Мама Люда открыла дверь, и Тамара, заглянув из тамбура в клетушку, радостно сказала:
— Ну, вот, пожалуйста. Разговорились.
Увидев ее, Руди снова надул щеки и замотал головой. Видимо, напоказ он не хотел говорить по-русски: ведь для этого его Тамара сюда и привела.
17
Иван Петрович сдержал свое слово: он постарался на свою голову. Без ведома начальства пробился на прием к декану-голландцу — и бог знает какими доводами, но убедил его поделиться часами. Голландец уступил Ивану Петровичу историю математики ("Только для вас, мистер Тьюринг чтобы вы не теряли формы") — курс второстепенный, факультативный, главное — не читанный Иваном Петровичем ни разу в жизни.
— Как нарочно придумано, — жаловался Иван Петрович. — И отказать нельзя: сам напросился. Прямо ума не приложу, с чего начать, как подступиться. Где книги взять? А где словари большие, специальные? Это ж почти гуманитарная лексика!

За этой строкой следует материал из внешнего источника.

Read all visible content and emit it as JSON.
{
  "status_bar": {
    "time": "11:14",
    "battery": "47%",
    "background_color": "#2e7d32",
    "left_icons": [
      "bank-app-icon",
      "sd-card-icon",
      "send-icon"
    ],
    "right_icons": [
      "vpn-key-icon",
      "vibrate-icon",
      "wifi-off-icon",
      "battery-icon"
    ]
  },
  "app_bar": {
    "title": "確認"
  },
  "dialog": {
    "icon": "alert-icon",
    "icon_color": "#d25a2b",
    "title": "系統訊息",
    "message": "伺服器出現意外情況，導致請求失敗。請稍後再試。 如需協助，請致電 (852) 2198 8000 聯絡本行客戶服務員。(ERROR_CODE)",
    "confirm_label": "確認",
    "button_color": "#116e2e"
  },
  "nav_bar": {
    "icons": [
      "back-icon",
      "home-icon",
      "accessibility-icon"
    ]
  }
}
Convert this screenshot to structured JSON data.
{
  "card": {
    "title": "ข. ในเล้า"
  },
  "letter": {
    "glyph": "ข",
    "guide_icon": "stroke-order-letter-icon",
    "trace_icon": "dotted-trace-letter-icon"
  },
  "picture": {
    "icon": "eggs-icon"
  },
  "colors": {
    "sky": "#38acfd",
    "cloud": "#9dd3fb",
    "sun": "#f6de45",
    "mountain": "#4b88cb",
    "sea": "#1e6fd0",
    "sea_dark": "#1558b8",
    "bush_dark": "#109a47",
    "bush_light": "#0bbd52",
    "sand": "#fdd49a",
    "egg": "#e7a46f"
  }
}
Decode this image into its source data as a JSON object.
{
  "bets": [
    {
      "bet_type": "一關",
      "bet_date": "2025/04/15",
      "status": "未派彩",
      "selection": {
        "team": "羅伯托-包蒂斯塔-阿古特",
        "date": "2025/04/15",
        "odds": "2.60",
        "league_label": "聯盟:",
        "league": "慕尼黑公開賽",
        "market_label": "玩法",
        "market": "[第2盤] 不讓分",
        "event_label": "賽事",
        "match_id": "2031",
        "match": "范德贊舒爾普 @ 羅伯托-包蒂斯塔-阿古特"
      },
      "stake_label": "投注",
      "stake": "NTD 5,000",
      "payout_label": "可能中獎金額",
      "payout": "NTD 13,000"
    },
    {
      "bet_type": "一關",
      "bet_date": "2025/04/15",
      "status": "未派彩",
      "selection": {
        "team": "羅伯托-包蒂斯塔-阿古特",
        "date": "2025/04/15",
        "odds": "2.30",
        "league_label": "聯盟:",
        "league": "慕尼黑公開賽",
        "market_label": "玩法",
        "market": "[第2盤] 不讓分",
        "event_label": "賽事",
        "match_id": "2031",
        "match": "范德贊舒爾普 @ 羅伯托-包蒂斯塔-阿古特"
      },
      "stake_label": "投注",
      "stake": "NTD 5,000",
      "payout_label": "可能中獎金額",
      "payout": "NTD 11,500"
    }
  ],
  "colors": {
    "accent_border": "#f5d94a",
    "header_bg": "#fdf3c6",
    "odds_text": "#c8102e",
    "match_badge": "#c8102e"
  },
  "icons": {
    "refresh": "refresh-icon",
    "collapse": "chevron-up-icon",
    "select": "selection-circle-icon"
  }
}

Часов ему было выделено не так уж и много, всего шесть в неделю, однако подготовка к каждой лекции занимала не меньше, чем трое суток. По ночам он сидел между кроватями на полу, обложившись словарями и энциклопедиями, письменный стол ему заменяла низенькая тумбочка, и, развес локти над нею, сутулый и тощий, до пояса мокрый от пота, как шахтер дореволюционном забое, он писал текст каждой лекции до последнего словечка, двадцать пять страниц на два лекционных часа. В университете готовиться было, конечно, удобнее, но Филипп забирал преподавателей в четыре, и отец не укладывался.
— А может и правда, Ванюшка, зря ты это затеял? — шептала, глядя на него с кровати, мама Люда. — Сидел бы в своем кабинетике и ждал бы лучших времен…
— Не мешай, Мила, — отмахивался отец. — Я умею делать только то, что умею, и не надо меня учить…
Старания Ивана Петровича принесли неожиданные плоды. На факультете раз в неделю проводились опросы аудитории ("Пережиток колониализма", то ли в шутку, то ли всерьез говорил отец), по стобалльной системе студенты оценивали содержательность лекции, форму подачи материала и знание языка. За содержательность отцу на первом же опросе выдали восемьдесят баллов, небывало высокая оценка, что отметил, выступая перед преподавательским корпусом, сам голландец-декан. "Это они от неожиданности, — как бы оправдываясь, говорил о своих студентах Иван Петрович, но на лице его при этом светилась тихая гордость. — Вместо цифири — вдруг на тебе, разговорный жанр". Форму изложения профессора Тьюринга студенты оценили в шестьдесят, а языковый уровень — в пятьдесят пять, что для первого месяца пребывания не так уж и плохо: только профессора-англичане получали по девяносто баллов, да и то не все, сам голландец держался на семидесяти и был этим доволен.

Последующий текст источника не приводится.